What does one do during the drab winter months? Make a colorful, spicy salad from all the veggies that withstood the wrath of Mother Nature, of course! My garden was pleasantly prolific thanks to the cooler temperatures and the increase in precipitation (a rare occurrence in Central Texas). This is a salad packed with vitamin C.
- icicle radish (daikon will do)
- Florence fennel
- red radishes
- 1 large tangelo orange
- fresh-squeezed tangelo orange juice (1/2 of the tangelo will d0)
- Old Thompson Garlic Pepper spice grinder
- Wash and clean the arugula, radishes, tangelo, and Florence fennel. Spin-dry the arugula. Be sure to use a scrub reserved specifically for washing root vegetables, and in this instance, the tangelo because we will be eating the vitamin-packed rind. Some roots tend to have stubborn specks of dirt and sand. You don’t want to eat a gritty meal, do you? 😉
- Tear the spun-dried arugula into chunky pieces. Thinly slice the radishes and fennel. Reserve some of the frilly fennel leaves to mix into the salad.
- Using a paring knife, thinly slice off some of the tangelo rind and cut them into thin strips. Make sure you don’t cut too much of the pith, unless you like it.

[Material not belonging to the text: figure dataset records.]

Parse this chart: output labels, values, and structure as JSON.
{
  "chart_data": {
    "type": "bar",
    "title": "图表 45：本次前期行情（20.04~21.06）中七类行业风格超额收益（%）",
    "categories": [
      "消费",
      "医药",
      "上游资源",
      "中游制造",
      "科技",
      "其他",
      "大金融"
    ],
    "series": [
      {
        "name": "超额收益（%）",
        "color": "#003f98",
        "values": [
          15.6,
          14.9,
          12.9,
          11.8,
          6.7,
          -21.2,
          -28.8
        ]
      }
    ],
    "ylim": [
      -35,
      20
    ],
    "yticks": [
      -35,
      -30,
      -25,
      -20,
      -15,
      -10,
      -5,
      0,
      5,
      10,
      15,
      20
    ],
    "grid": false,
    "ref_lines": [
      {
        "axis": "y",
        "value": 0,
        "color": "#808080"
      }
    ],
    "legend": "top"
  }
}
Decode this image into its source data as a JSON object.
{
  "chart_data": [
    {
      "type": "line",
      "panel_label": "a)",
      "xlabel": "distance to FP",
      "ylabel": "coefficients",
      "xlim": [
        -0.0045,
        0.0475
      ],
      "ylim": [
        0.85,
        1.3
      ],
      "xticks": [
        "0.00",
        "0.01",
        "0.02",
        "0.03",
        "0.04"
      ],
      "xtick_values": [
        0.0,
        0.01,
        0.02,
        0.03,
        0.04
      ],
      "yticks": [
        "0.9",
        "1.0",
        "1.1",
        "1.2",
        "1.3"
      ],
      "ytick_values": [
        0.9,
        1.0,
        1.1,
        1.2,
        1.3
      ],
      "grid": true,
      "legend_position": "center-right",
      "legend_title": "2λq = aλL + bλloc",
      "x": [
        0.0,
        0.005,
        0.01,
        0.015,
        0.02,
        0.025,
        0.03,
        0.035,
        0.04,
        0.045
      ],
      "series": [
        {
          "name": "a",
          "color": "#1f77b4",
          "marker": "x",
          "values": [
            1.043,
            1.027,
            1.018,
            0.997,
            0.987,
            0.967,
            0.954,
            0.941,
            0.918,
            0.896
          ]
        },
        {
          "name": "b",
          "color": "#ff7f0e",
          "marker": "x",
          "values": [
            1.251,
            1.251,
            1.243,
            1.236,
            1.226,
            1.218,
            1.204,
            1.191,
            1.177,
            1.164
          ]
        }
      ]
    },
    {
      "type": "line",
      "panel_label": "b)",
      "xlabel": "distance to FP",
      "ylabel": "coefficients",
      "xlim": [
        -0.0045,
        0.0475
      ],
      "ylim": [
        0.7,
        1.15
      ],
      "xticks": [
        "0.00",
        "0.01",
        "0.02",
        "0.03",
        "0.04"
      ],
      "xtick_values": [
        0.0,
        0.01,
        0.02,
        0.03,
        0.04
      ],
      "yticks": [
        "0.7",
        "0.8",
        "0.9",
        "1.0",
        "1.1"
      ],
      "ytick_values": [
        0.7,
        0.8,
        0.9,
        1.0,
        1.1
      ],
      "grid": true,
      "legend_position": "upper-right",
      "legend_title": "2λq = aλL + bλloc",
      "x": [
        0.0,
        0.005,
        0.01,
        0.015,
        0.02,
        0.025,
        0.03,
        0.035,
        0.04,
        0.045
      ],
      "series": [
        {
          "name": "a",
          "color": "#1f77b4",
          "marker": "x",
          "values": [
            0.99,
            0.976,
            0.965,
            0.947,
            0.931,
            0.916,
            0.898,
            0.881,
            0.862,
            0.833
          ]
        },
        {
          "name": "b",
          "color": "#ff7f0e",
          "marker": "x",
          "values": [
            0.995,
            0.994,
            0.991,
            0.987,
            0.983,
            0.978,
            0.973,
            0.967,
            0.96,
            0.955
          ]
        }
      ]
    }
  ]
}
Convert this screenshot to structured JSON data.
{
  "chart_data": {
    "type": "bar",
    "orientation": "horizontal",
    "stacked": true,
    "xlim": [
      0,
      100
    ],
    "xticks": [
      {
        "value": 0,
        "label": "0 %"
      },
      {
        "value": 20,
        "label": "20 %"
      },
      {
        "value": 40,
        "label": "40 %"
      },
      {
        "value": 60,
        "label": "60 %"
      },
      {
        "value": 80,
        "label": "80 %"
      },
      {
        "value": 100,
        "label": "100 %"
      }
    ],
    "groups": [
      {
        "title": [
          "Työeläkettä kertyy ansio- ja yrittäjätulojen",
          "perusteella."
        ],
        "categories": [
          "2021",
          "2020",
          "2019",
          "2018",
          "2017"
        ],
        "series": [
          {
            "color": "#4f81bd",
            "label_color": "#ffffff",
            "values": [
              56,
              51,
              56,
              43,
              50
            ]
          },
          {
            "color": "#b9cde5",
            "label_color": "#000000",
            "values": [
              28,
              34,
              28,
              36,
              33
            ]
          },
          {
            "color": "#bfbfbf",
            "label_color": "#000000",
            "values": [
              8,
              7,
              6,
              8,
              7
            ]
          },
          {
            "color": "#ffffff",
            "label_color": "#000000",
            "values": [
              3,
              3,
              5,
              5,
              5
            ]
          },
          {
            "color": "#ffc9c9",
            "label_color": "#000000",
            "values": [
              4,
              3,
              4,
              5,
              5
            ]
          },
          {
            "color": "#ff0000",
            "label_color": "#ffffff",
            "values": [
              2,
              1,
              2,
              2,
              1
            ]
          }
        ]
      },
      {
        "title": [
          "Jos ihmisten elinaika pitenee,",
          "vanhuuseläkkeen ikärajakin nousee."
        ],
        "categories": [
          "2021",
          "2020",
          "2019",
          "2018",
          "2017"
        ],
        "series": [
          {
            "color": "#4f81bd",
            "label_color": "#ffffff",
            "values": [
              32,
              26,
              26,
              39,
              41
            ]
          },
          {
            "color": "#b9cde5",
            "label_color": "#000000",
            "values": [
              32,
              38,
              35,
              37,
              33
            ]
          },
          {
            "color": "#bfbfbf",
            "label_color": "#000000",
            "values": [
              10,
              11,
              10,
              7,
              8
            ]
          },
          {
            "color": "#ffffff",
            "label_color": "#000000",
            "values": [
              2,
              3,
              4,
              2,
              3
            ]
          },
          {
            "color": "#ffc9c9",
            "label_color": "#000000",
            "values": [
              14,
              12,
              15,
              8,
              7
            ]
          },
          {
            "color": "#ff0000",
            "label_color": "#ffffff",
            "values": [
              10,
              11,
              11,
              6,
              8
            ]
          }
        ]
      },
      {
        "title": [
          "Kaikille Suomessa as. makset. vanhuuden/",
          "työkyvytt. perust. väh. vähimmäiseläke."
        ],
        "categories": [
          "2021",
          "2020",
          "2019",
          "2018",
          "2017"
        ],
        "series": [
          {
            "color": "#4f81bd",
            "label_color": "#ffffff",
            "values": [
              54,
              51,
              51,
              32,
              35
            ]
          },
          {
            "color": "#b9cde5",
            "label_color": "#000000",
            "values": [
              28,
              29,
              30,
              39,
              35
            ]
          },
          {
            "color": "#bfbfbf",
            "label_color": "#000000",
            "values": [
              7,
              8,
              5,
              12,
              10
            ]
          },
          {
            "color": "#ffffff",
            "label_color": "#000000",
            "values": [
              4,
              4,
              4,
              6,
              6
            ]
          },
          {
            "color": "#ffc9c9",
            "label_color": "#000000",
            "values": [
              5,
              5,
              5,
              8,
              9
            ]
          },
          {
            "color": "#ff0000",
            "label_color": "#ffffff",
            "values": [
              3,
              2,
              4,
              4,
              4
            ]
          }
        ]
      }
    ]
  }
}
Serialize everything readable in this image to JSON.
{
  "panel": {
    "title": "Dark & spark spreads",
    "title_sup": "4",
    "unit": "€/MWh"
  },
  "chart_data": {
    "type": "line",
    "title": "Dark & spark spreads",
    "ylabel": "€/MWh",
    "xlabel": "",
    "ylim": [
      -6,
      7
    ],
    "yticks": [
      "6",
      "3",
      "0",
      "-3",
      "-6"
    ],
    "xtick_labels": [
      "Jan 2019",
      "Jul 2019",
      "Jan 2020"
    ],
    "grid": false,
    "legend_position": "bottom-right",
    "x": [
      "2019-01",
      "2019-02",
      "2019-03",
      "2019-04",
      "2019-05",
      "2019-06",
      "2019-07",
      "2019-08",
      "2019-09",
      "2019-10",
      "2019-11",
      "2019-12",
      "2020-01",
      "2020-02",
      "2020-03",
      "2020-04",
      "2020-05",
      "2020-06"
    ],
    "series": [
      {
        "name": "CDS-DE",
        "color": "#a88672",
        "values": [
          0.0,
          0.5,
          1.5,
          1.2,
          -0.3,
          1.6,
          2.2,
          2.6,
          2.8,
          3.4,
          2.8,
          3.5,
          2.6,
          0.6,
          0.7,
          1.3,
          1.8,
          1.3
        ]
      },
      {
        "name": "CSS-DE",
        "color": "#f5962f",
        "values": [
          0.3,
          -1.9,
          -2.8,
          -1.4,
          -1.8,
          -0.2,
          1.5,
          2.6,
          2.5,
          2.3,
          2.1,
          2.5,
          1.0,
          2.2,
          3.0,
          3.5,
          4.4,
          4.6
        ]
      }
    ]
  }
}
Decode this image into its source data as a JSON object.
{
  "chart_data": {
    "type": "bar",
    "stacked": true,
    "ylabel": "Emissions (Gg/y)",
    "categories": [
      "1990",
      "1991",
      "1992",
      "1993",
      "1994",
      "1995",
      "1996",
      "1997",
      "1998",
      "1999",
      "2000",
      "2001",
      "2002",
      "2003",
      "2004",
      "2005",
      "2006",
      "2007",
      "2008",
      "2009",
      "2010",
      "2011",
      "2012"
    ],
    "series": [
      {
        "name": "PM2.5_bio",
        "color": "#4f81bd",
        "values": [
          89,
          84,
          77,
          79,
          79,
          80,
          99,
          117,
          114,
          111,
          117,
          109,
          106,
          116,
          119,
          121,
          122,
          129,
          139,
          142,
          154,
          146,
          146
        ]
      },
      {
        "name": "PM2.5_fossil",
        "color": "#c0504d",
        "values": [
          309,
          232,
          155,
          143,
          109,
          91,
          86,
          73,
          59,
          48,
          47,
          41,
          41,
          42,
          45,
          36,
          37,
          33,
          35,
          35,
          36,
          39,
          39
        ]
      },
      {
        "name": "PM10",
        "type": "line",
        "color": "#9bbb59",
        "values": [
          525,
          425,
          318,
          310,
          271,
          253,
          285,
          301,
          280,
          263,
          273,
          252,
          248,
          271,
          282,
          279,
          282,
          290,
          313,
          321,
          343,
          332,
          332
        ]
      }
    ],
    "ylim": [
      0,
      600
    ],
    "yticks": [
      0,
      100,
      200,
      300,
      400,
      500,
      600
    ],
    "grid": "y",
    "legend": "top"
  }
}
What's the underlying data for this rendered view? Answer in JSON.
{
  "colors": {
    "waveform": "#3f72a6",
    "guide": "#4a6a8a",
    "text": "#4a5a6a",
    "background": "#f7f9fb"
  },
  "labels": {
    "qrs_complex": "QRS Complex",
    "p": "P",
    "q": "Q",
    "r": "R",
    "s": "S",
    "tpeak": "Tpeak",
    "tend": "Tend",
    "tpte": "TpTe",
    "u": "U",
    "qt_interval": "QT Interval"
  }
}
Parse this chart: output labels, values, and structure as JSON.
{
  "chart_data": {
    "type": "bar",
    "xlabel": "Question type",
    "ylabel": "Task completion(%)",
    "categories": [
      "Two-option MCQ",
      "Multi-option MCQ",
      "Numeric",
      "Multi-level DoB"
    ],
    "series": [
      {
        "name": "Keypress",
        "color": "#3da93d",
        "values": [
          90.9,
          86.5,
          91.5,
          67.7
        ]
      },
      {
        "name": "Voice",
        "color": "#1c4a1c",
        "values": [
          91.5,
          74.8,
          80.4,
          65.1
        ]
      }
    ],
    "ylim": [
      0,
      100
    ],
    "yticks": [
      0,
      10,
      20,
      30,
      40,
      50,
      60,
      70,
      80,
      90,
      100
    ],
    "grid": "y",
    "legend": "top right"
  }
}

- Combine the radishes, fennel, arugula, and tangelo rind in a salad bowl. Squeeze 1/2 the tangelo and grind in some seasoning of your choice.
- Lightly mix with wooden salad utensils.
- Serve in bowl, squeeze on some more tangelo juice, and sprinkle some fennel leaves on top.
- Grind some fresh black pepper corns on top (optional).